Distractions Caused by Personal Crises
None of us works in a vacuum. The success of our business is commensurate with our enthusiasm, and our enthusiasm is affected by our personal lives. Dr. Dennis of Middletown, Connecticut, found comfort by focusing his complete concentration on his business while going through the greatest tragedy of his life. Dennis’s story puts many other crises in perspective.
“On February 28, 1992, at approximately 10:30 P.M. , I was involved in a car accident that changed my life forever. Before this tragedy, I was a successful person, or so I thought. I excelled in everything I ever did in life. I was a perfectionist who was able to do many things and do them all well. But the problem was deep down, I was unhappy. I wasn’t passionate about anything in my life. This instability led to my divorce, a drinking problem, and finally the accident that was the turning point in my life.
“I had been drinking that night, like I had on numerous other occasions in my life. That’s how I disconnected from reality. On this particular night, I ran a red light and broadsided a car with two passengers. The passenger was not hurt, but the driver Renford, was killed.
“From that moment on, my life activities consisted of being sued, appearing in court, going bankrupt, trying to run my medical practice with my name in the headlines, facing a possible ten years in jail, and trying to sustain a marriage to my new wife, Bonnie, the most supportive person in the world. On the inside, I felt guilt, shame, sorrow, fear, and despair, all mixed together.

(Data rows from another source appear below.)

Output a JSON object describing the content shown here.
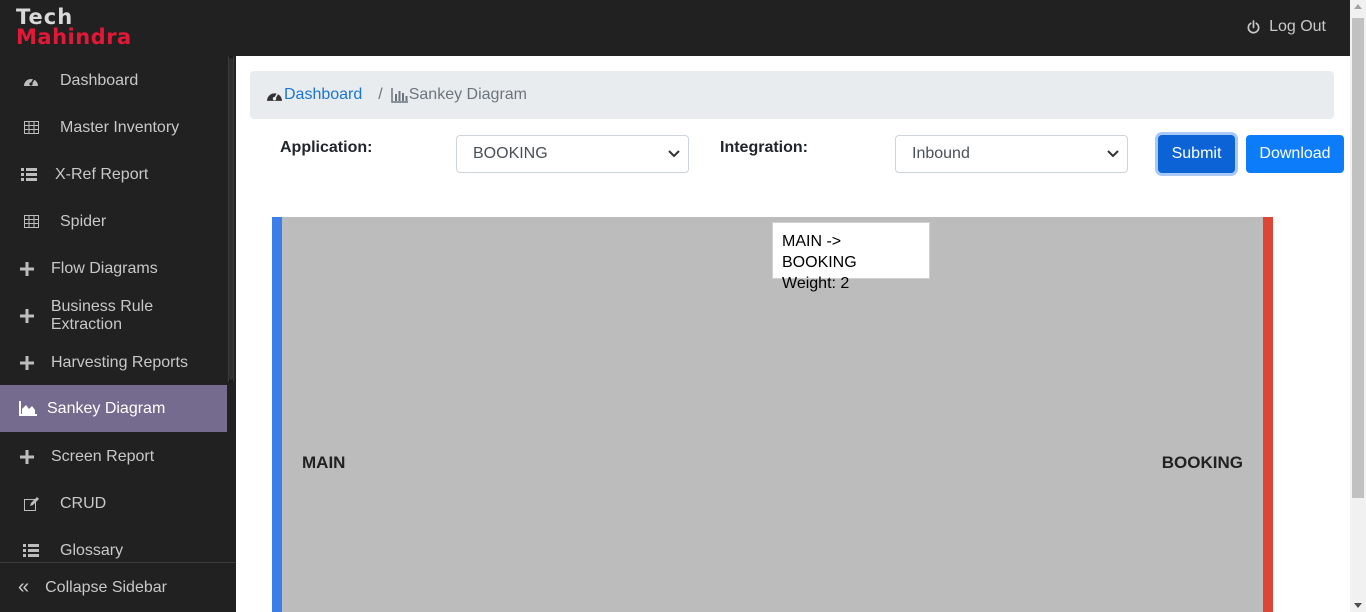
{
  "brand": {
    "line1": "Tech",
    "line2": "Mahindra"
  },
  "header": {
    "logout_label": "Log Out"
  },
  "sidebar": {
    "items": [
      {
        "label": "Dashboard",
        "icon": "dashboard-gauge-icon"
      },
      {
        "label": "Master Inventory",
        "icon": "table-icon"
      },
      {
        "label": "X-Ref Report",
        "icon": "list-icon"
      },
      {
        "label": "Spider",
        "icon": "table-icon"
      },
      {
        "label": "Flow Diagrams",
        "icon": "plus-icon"
      },
      {
        "label": "Business Rule Extraction",
        "icon": "plus-icon"
      },
      {
        "label": "Harvesting Reports",
        "icon": "plus-icon"
      },
      {
        "label": "Sankey Diagram",
        "icon": "area-chart-icon",
        "active": true
      },
      {
        "label": "Screen Report",
        "icon": "plus-icon"
      },
      {
        "label": "CRUD",
        "icon": "edit-icon"
      },
      {
        "label": "Glossary",
        "icon": "list-icon"
      }
    ],
    "collapse_label": "Collapse Sidebar"
  },
  "breadcrumb": {
    "home": "Dashboard",
    "separator": "/",
    "current": "Sankey Diagram"
  },
  "form": {
    "application_label": "Application:",
    "application_value": "BOOKING",
    "integration_label": "Integration:",
    "integration_value": "Inbound",
    "submit_label": "Submit",
    "download_label": "Download"
  },
  "sankey": {
    "source_node": "MAIN",
    "target_node": "BOOKING",
    "tooltip_line1": "MAIN -> BOOKING",
    "tooltip_line2": "Weight: 2",
    "link_weight": 2,
    "colors": {
      "source": "#3b7de9",
      "target": "#dd4535",
      "link": "#bcbcbc"
    }
  },
  "colors": {
    "topbar": "#212121",
    "active_item": "#756b8e",
    "primary": "#0d7cfb",
    "brand_red": "#e31837"
  }
}
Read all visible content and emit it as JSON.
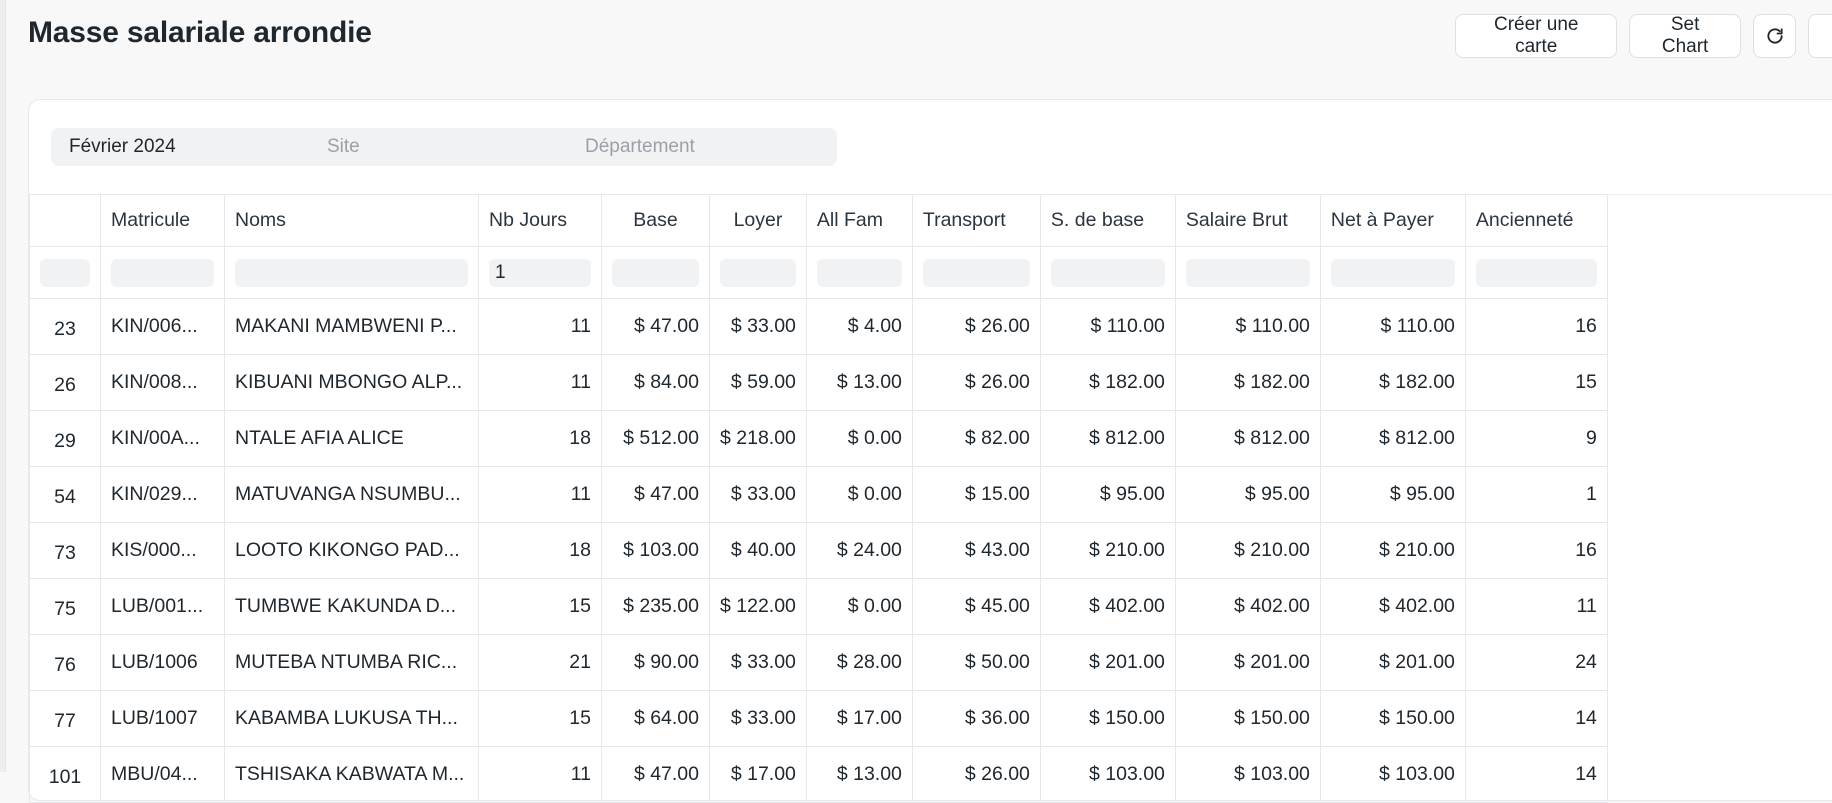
{
  "header": {
    "title": "Masse salariale arrondie",
    "buttons": {
      "create_card": "Créer une carte",
      "set_chart": "Set Chart"
    }
  },
  "filters": {
    "period": "Février 2024",
    "site_placeholder": "Site",
    "department_placeholder": "Département"
  },
  "table": {
    "columns": [
      "",
      "Matricule",
      "Noms",
      "Nb Jours",
      "Base",
      "Loyer",
      "All Fam",
      "Transport",
      "S. de base",
      "Salaire Brut",
      "Net à Payer",
      "Ancienneté"
    ],
    "filter_values": [
      "",
      "",
      "",
      "1",
      "",
      "",
      "",
      "",
      "",
      "",
      "",
      ""
    ],
    "rows": [
      [
        "23",
        "KIN/006...",
        "MAKANI MAMBWENI P...",
        "11",
        "$ 47.00",
        "$ 33.00",
        "$ 4.00",
        "$ 26.00",
        "$ 110.00",
        "$ 110.00",
        "$ 110.00",
        "16"
      ],
      [
        "26",
        "KIN/008...",
        "KIBUANI MBONGO ALP...",
        "11",
        "$ 84.00",
        "$ 59.00",
        "$ 13.00",
        "$ 26.00",
        "$ 182.00",
        "$ 182.00",
        "$ 182.00",
        "15"
      ],
      [
        "29",
        "KIN/00A...",
        "NTALE AFIA ALICE",
        "18",
        "$ 512.00",
        "$ 218.00",
        "$ 0.00",
        "$ 82.00",
        "$ 812.00",
        "$ 812.00",
        "$ 812.00",
        "9"
      ],
      [
        "54",
        "KIN/029...",
        "MATUVANGA NSUMBU...",
        "11",
        "$ 47.00",
        "$ 33.00",
        "$ 0.00",
        "$ 15.00",
        "$ 95.00",
        "$ 95.00",
        "$ 95.00",
        "1"
      ],
      [
        "73",
        "KIS/000...",
        "LOOTO KIKONGO PAD...",
        "18",
        "$ 103.00",
        "$ 40.00",
        "$ 24.00",
        "$ 43.00",
        "$ 210.00",
        "$ 210.00",
        "$ 210.00",
        "16"
      ],
      [
        "75",
        "LUB/001...",
        "TUMBWE KAKUNDA D...",
        "15",
        "$ 235.00",
        "$ 122.00",
        "$ 0.00",
        "$ 45.00",
        "$ 402.00",
        "$ 402.00",
        "$ 402.00",
        "11"
      ],
      [
        "76",
        "LUB/1006",
        "MUTEBA NTUMBA RIC...",
        "21",
        "$ 90.00",
        "$ 33.00",
        "$ 28.00",
        "$ 50.00",
        "$ 201.00",
        "$ 201.00",
        "$ 201.00",
        "24"
      ],
      [
        "77",
        "LUB/1007",
        "KABAMBA LUKUSA TH...",
        "15",
        "$ 64.00",
        "$ 33.00",
        "$ 17.00",
        "$ 36.00",
        "$ 150.00",
        "$ 150.00",
        "$ 150.00",
        "14"
      ],
      [
        "101",
        "MBU/04...",
        "TSHISAKA KABWATA M...",
        "11",
        "$ 47.00",
        "$ 17.00",
        "$ 13.00",
        "$ 26.00",
        "$ 103.00",
        "$ 103.00",
        "$ 103.00",
        "14"
      ]
    ]
  }
}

I wished I had been the one who died. This was a tragedy of immeasurable proportions and it was buried inside of me, eating me up.
“I was convinced of misconduct with a motor vehicle and sentenced after thirty days, with three years probation. I was put on random urine tests for two years, alcohol counseling, and AA meetings. My license was put on probation for two years. I went bankrupt and had to close my office. I did 3,000 hours of community service. But nothing, I felt, could make up for the life I had taken.